Here are a few more observations from Wednesday’s report:
Yes, this was good news: GDP reports are notoriously complex, and there’s always room for caveats and alternative interpretations. But make no mistake: This was a good report, especially in context. A 4 percent annual growth rate isn’t a boom, but it’s significantly better than the 3 percent economists had been expecting, and it more than offsets the first quarter’s contraction. The growth was broad-based, with consumers, businesses and even the government contributing to the rebound. Wednesday’s report provides strong evidence the first-quarter contraction was a one-off event that was probably due in part to the historically bad winter in much of the country: Consumer spending, homebuilding and exports all struggled in the first quarter and rebounded in the second. The revisions, too, were cause for optimism: The first quarter wasn’t quite as bad as it once looked, and the end of 2013 was stronger, suggesting the economy carried more momentum into the start of 2014 and lost less of it when winter weather hit. All of that gives hope for continued growth.
But watch out for revisions: When the government released its first estimate of first-quarter GDP in April, it said the economy grew ever so slightly, at a 0.1 percent rate. Now the government thinks the economy actually shrank significantly. And though that swing was particularly drastic, big revisions are far from unusual: Initial GDP estimates are based on incomplete data and are notoriously unreliable. There’s particularly good reason to be cautious this time around: Health care spending has been extremely hard to estimate recently because of the changes brought on by the Affordable Care Act. Health spending wasn’t a big factor in Wednesday’s report, but significant revisions are possible.
Mixed signals for the future: Wednesday’s report is backward-looking, covering economic growth from April through June. But it contained some hints about the future, both positive and negative. On the positive side, the government revised down its estimates for growth in 2011 and 2012, and revised up its estimate for 2013; that had the effect of making the overall trajectory of the recovery look more positive. The government also revised up its estimate of how much Americans saved over the past three years, which means consumers might be in a better position to spend going forward. But on the negative side of the ledger, a big piece of the second quarter’s economic growth (more than 40 percent) came from inventories; that is, from companies restocking their shelves and storerooms rather than selling products. That kind of growth is unlikely to continue next quarter.

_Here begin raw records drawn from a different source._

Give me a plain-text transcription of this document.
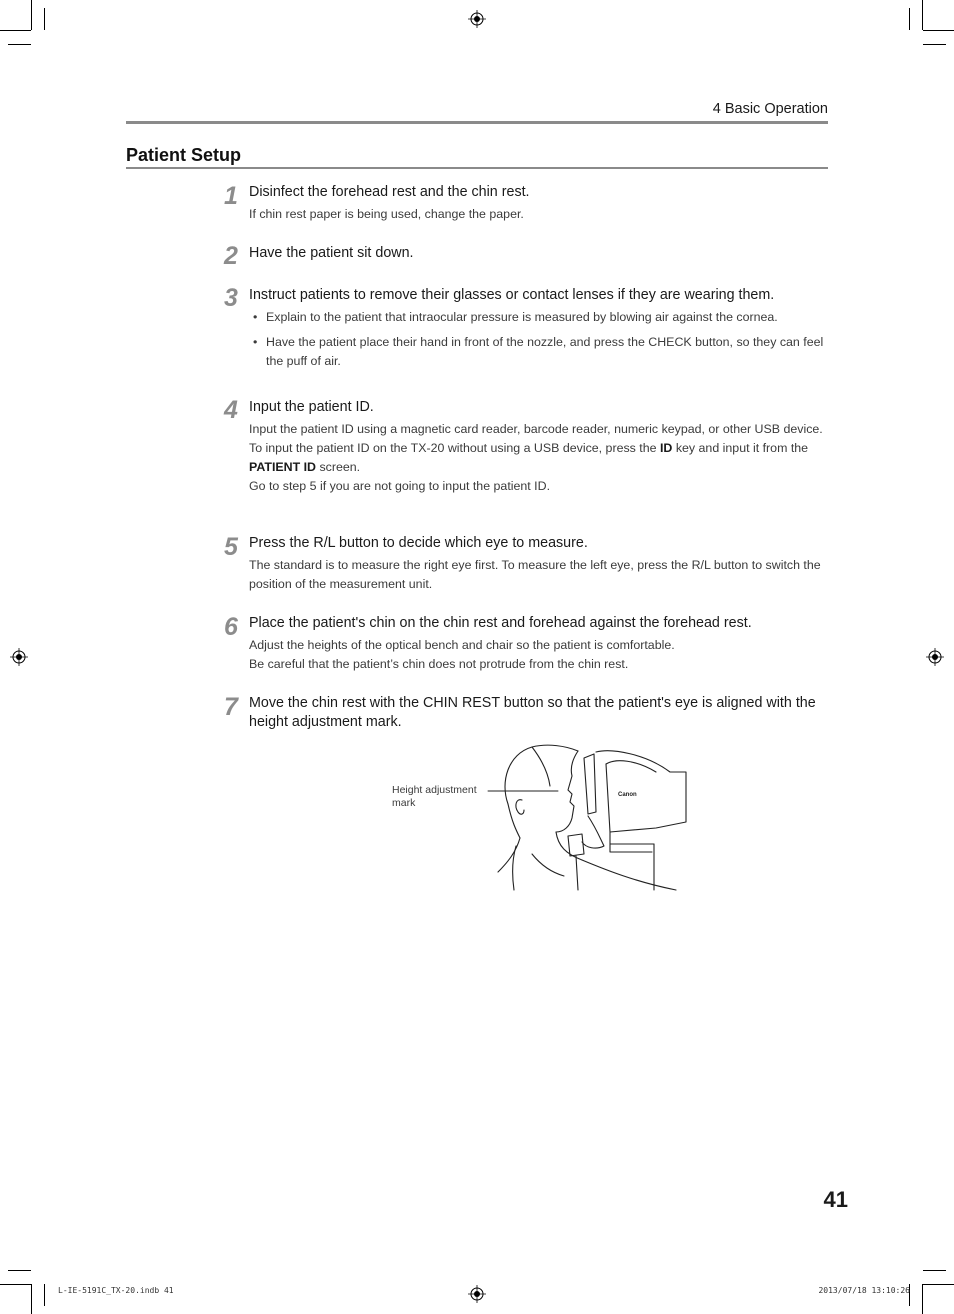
4 Basic Operation
Patient Setup
1 Disinfect the forehead rest and the chin rest.
If chin rest paper is being used, change the paper.
2 Have the patient sit down.
3 Instruct patients to remove their glasses or contact lenses if they are wearing them.
• Explain to the patient that intraocular pressure is measured by blowing air against the cornea.
• Have the patient place their hand in front of the nozzle, and press the CHECK button, so they can feel the puff of air.
4 Input the patient ID.
Input the patient ID using a magnetic card reader, barcode reader, numeric keypad, or other USB device.
To input the patient ID on the TX-20 without using a USB device, press the ID key and input it from the PATIENT ID screen.
Go to step 5 if you are not going to input the patient ID.
5 Press the R/L button to decide which eye to measure.
The standard is to measure the right eye first. To measure the left eye, press the R/L button to switch the position of the measurement unit.
6 Place the patient's chin on the chin rest and forehead against the forehead rest.
Adjust the heights of the optical bench and chair so the patient is comfortable.
Be careful that the patient’s chin does not protrude from the chin rest.
7 Move the chin rest with the CHIN REST button so that the patient's eye is aligned with the height adjustment mark.
Height adjustment mark
Canon
41
L-IE-5191C_TX-20.indb 41	2013/07/18 13:10:26
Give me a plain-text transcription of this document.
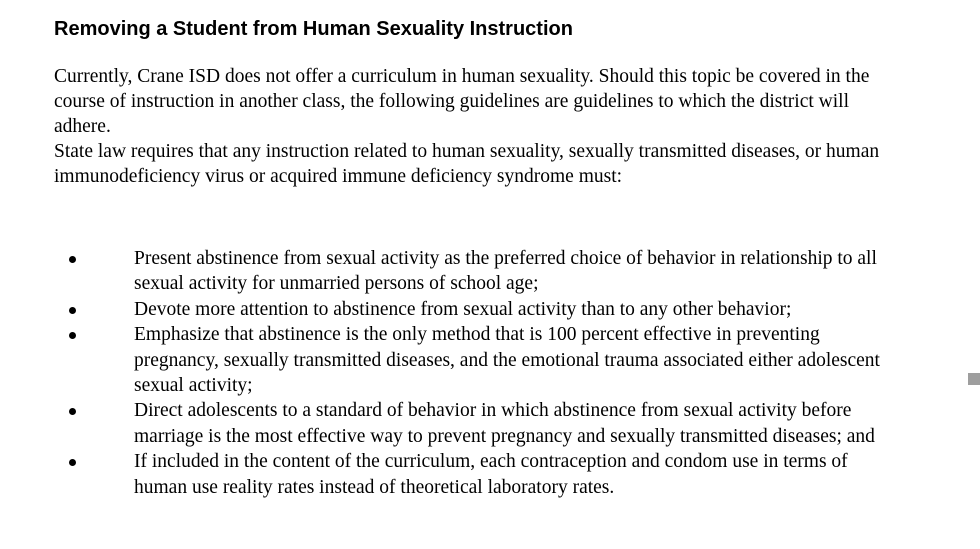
Removing a Student from Human Sexuality Instruction

Currently, Crane ISD does not offer a curriculum in human sexuality. Should this topic be covered in the course of instruction in another class, the following guidelines are guidelines to which the district will adhere.

State law requires that any instruction related to human sexuality, sexually transmitted diseases, or human immunodeficiency virus or acquired immune deficiency syndrome must:

Present abstinence from sexual activity as the preferred choice of behavior in relationship to all sexual activity for unmarried persons of school age;
Devote more attention to abstinence from sexual activity than to any other behavior;
Emphasize that abstinence is the only method that is 100 percent effective in preventing pregnancy, sexually transmitted diseases, and the emotional trauma associated either adolescent sexual activity;
Direct adolescents to a standard of behavior in which abstinence from sexual activity before marriage is the most effective way to prevent pregnancy and sexually transmitted diseases; and
If included in the content of the curriculum, each contraception and condom use in terms of human use reality rates instead of theoretical laboratory rates.
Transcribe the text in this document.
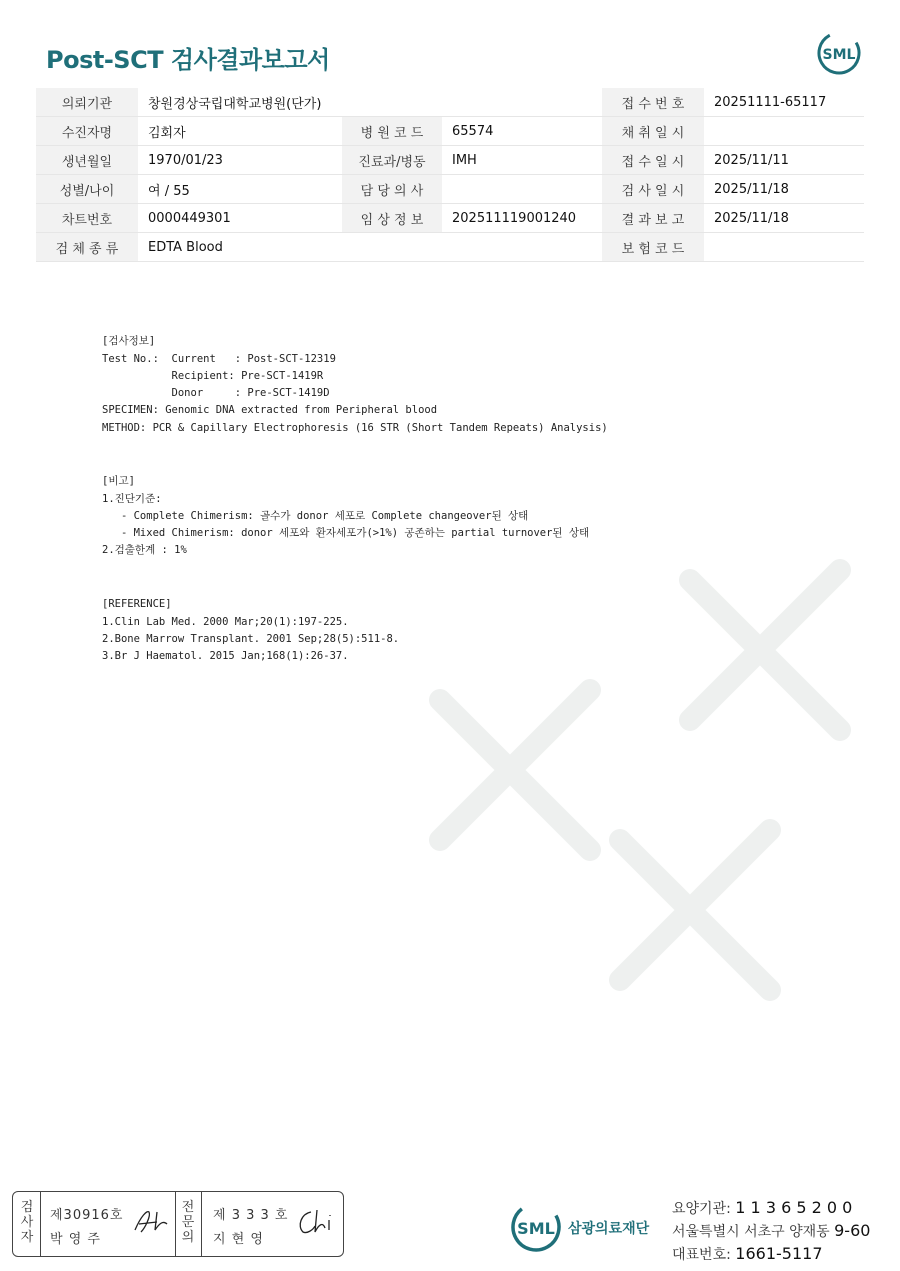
Post-SCT 검사결과보고서	SML
의뢰기관	창원경상국립대학교병원(단가)			접 수 번 호	20251111-65117
수진자명	김회자	병 원 코 드	65574	채 취 일 시	
생년월일	1970/01/23	진료과/병동	IMH	접 수 일 시	2025/11/11
성별/나이	여 / 55	담 당 의 사		검 사 일 시	2025/11/18
차트번호	0000449301	임 상 정 보	202511119001240	결 과 보 고	2025/11/18
검 체 종 류	EDTA Blood			보 험 코 드	

[검사정보]
Test No.:  Current   : Post-SCT-12319
Recipient: Pre-SCT-1419R
Donor     : Pre-SCT-1419D
SPECIMEN: Genomic DNA extracted from Peripheral blood
METHOD: PCR & Capillary Electrophoresis (16 STR (Short Tandem Repeats) Analysis)

[비고]
1.진단기준:
- Complete Chimerism: 골수가 donor 세포로 Complete changeover된 상태
- Mixed Chimerism: donor 세포와 환자세포가(>1%) 공존하는 partial turnover된 상태
2.검출한계 : 1%

[REFERENCE]
1.Clin Lab Med. 2000 Mar;20(1):197-225.
2.Bone Marrow Transplant. 2001 Sep;28(5):511-8.
3.Br J Haematol. 2015 Jan;168(1):26-37.

검
사
자
제30916호
박 영 주
전
문
의
제 3 3 3 호
지 현 영
SML 삼광의료재단
요양기관: 1 1 3 6 5 2 0 0
서울특별시 서초구 양재동 9-60
대표번호: 1661-5117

Prices rise faster: Consumer prices rose at a 2.3 percent annual rate in the second quarter, up from 1.4 percent in the first. (The Bureau of Economic Analysis calculates prices slightly differently than the Bureau of Labor Statistics, which publishes the better-known consumer price index.) The Federal Reserve, which prefers the BEA methodology, targets a long-run inflation rate of 2 percent. The Fed is unlikely to become too concerned by a one-quarter uptick, but Wednesday’s figure will nonetheless lead critics to argue that the Fed needs to raise interest rates soon to keep prices in check. Those critics have been proven wrong repeatedly in recent years, but with the unemployment rate falling and job growth holding strong, their concerns are gaining more widespread support.